On vous accuse parfois de complicité avec les passeurs ?

  C’est incroyable ! Notre action est une action humanitaire qui consiste à tendre la main à des personnes en train de se noyer. Sans secours, ces embarcations de fortune finissent par se briser au gré des vagues. C’est un devoir moral et légal de leur porter assistance. Le droit maritime est très clair, tout capitaine de navire a l’obligation de porter assistance aux personnes en danger en mer. Une fois les naufragés mis en sécurité à son bord, les autorités maritimes doivent lui assigner un lieu sûr de débarquement des rescapés dans un délai raisonnable. La coordination des sauvetages et le secours en mer sont de la responsabilité des États, qui ne remplissent pas leurs obligations.

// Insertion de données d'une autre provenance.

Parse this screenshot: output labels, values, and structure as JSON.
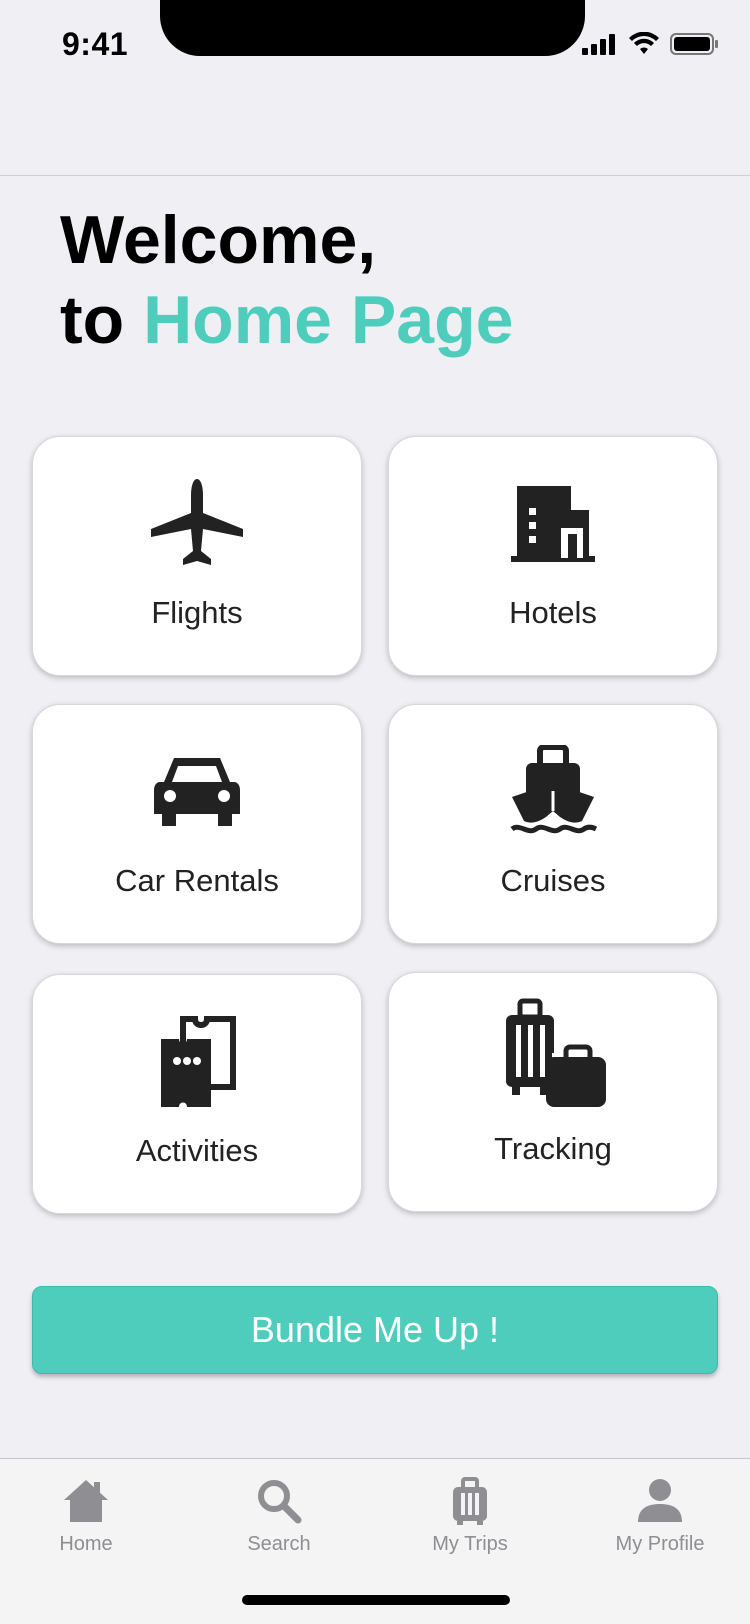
{
  "status_bar": {
    "time": "9:41"
  },
  "welcome": {
    "line1": "Welcome,",
    "line2_prefix": "to ",
    "line2_accent": "Home Page"
  },
  "tiles": [
    {
      "label": "Flights",
      "icon": "airplane-icon"
    },
    {
      "label": "Hotels",
      "icon": "building-icon"
    },
    {
      "label": "Car Rentals",
      "icon": "car-icon"
    },
    {
      "label": "Cruises",
      "icon": "ship-icon"
    },
    {
      "label": "Activities",
      "icon": "ticket-icon"
    },
    {
      "label": "Tracking",
      "icon": "luggage-icon"
    }
  ],
  "bundle_button": {
    "label": "Bundle Me Up !"
  },
  "tab_bar": {
    "tabs": [
      {
        "label": "Home",
        "icon": "home-icon"
      },
      {
        "label": "Search",
        "icon": "search-icon"
      },
      {
        "label": "My Trips",
        "icon": "suitcase-icon"
      },
      {
        "label": "My Profile",
        "icon": "user-icon"
      }
    ]
  },
  "colors": {
    "accent": "#4ecdbd",
    "background": "#efeff4",
    "icon": "#222222",
    "tab_inactive": "#8e8e93"
  }
}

On nous fait passer pour des criminels alors que nous pallions leur déficience ! Pire, tout est fait pour empêcher notre action. Nous subissons des pressions, du harcèlement administratif. Nous attendons parfois très longtemps (jusqu’à vingt et un jours en novembre dernier), avant qu’un port de débarquement nous soit attribué. Plus récemment, ce sont des ports très éloignés de la zone de sauvetage qu’il nous a fallu rejoindre. Ces périodes prolongées en mer ont de graves conséquences sur l’état des personnes secourues et sur nos coûts, qui ont progressé de plus d’un million d’euros en 2022.

Comment vous aider ?

  Nous avons besoin de dons pour pouvoir poursuivre notre mission. Nous ne bénéficions d’aucun financement étatique national ou européen. Notre mission est financée à 90 % par des dons privés et à hauteur de 10 % par des collectivités locales.

 

 

Propos recueillis par Sabine Izard

* La « route méditerranéenne centrale » est une route migratoire traversant la mer Méditerranée au niveau de la côte ouest de la Libye et rejoignant l’Italie ou Malte. Il s’agit de la principale voie d’accès à l’Union européenne au départ de l’Afrique.